Racheakt nach Partisanenangriffen
Von Gerhard FeldbauerIn ihrem Kampf gegen Widerstandsgruppen begingen Wehrmacht und SS in Italien schlimmste Greueltaten. Eine davon war das Massaker von Marzabotto, das sich in wenigen Tagen zum 80. Mal jährt. Jene Rachemorde an der Zivilbevölkerung zählen zu den bestialischsten Verbrechen des Besatzungsregimes der Hitlerwehrmacht. Am 28. September war die Aufklärungsabteilung der 16. SS-Panzergrenadier-Division »Reichsführer SS« unter dem Kommando von Obersturmbannführer Walter Reder mit Wehrmachtseinheiten und ihren Mussolini-treuen Handlangern in die Gemeinde in der Toskana eingefallen. Bis zum 5. Oktober brachten sie 1.836 Einwohner um – allesamt Zivilisten, darunter viele Kinder und alte Menschen.

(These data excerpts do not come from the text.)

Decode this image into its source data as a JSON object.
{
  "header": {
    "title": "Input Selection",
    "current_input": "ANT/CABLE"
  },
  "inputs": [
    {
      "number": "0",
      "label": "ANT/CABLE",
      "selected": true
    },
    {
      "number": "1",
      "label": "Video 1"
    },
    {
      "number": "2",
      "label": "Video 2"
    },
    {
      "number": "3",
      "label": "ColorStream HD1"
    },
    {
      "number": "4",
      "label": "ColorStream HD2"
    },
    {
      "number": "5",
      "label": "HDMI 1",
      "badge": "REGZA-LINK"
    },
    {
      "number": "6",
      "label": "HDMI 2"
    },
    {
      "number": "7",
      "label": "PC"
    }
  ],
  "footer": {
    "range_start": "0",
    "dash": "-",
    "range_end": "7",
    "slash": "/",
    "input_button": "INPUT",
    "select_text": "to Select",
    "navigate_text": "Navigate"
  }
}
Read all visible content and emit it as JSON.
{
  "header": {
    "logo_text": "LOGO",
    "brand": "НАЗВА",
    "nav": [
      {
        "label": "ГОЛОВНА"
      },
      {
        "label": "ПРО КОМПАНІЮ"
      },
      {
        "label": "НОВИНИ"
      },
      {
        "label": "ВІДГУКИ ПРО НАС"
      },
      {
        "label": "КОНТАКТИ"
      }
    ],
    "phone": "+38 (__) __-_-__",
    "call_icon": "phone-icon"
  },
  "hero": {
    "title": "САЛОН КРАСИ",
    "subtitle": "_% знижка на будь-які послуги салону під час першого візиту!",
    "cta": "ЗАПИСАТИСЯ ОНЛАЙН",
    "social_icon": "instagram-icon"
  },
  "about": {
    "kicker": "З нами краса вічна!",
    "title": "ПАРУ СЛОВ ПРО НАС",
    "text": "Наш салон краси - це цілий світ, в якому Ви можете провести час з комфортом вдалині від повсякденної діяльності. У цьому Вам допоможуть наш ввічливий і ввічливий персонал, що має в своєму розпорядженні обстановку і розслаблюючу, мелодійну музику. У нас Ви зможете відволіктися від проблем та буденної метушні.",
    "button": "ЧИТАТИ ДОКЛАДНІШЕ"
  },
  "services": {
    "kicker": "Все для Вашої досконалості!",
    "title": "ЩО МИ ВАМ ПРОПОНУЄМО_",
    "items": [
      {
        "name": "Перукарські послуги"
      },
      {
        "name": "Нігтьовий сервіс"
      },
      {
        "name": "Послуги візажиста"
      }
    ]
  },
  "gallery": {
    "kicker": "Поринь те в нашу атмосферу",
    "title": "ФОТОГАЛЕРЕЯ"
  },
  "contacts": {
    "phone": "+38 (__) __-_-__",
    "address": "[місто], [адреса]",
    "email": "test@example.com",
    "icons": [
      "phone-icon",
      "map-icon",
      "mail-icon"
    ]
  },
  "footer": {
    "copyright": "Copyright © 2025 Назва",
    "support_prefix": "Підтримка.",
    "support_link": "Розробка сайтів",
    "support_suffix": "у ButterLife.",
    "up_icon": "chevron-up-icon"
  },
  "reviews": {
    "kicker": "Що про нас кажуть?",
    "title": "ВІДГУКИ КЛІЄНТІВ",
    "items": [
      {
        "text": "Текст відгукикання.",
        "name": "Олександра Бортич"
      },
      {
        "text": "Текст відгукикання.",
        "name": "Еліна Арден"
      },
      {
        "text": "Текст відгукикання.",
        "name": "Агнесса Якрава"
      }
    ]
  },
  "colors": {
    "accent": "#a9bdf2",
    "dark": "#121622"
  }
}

Wie die wenigen Überlebenden später berichteten, wurden auf dem Friedhof 147 Personen, darunter 50 Kinder, zusammengetrieben und mit Maschinengewehren niedergemacht. Im Ortsteil Casaglia wurde eine Menschenmenge beim Gottesdienst mit fünf Priestern in der Kirche umgebracht. Die SS-Mörder warfen, wie die Historiker Roberto Battaglia und Giuseppe Garritano 1964 in »Breve Storia della Resistenza italiana« schrieben, »Kinder lebend ins Feuer«, brachten »Säuglinge an der Brust ihrer Mütter« um, wurden »Frauen, Greise und Kinder wie Spatzen abgeschossen«. In Marzabotto befand sich kein einziger Partisan. Das Massaker war ein Racheakt nach Angriffen der Brigade »Stella Rossa« (Roter Stern), die in dem Gebiet der Wehrmacht schwere Verluste zufügte. Sie war vom September 1943 bis Mai 1945 aktiv.
Seit Jahresbeginn 1944 mussten die faschistischen Besatzer 15 Divisionen gegen die Partisanen einsetzen. Ein »Sicherheitsbericht« der Wehrmacht gab im Juni 1944 an, dass im Mai des Jahres 2.035 und im Juni ungefähr 2.200 Aktionen von Partisanen erfolgten. Dabei wurden demnach 17 Munitionsdepots und 24 Kasernen von den Widerstandsgruppen angegriffen. Im Juli/August 1944 bildeten Partisanen in der Emilia-Romagna um die Ortschaft Montefiorino auf dem 800 Meter hohen Apennin eine befreite Zone, die einen Keil in die deutsche Verteidigungsstellung, die sogenannte Gotenlinie, trieb. Es gelang den Besatzungstruppen nie, die freie Zone zurückzuerobern. Insgesamt entstanden im Ergebnis des Befreiungskrieges 20 befreite Gebiete bzw. Partisanenrepubliken.
Gegen den italienischen Widerstand führte die Besatzungsmacht einen grausamen und erbarmungslosen Vernichtungskrieg. Der westdeutsche Historiker Gerhard Schreiber schrieb 1996, dass im statistischen Mittel – ohne die im Kampf getöteten Partisanen und regulären Soldaten einzubeziehen – täglich 165 Kinder, Frauen und Männer jeden Alters umgebracht wurden. Zu den zahlreichen Massakern gehörte am 12. August 1944 der Überfall der Abteilung von Reder in Sant’Anna di Stazzema in der Toskana, bei dem 560 Einwohner auf dieselbe Weise bestialisch ermordet wurden. Zwei Tage später wurde Irma Bandiera, Kurier einer Gruppe örtlicher Partisanen, jener Gruppi d’Azione Patriottica, grausam ermordet. Nach ihrer Gefangennahme wurde sie gefoltert und, als sie den Stützpunkt ihrer Brigade nicht preisgab, geblendet und dann auf offener Straße erschossen. Unvergessen sind die sieben Brüder der Familie Cervi, die alle im bewaffneten Kampf den Tod fanden.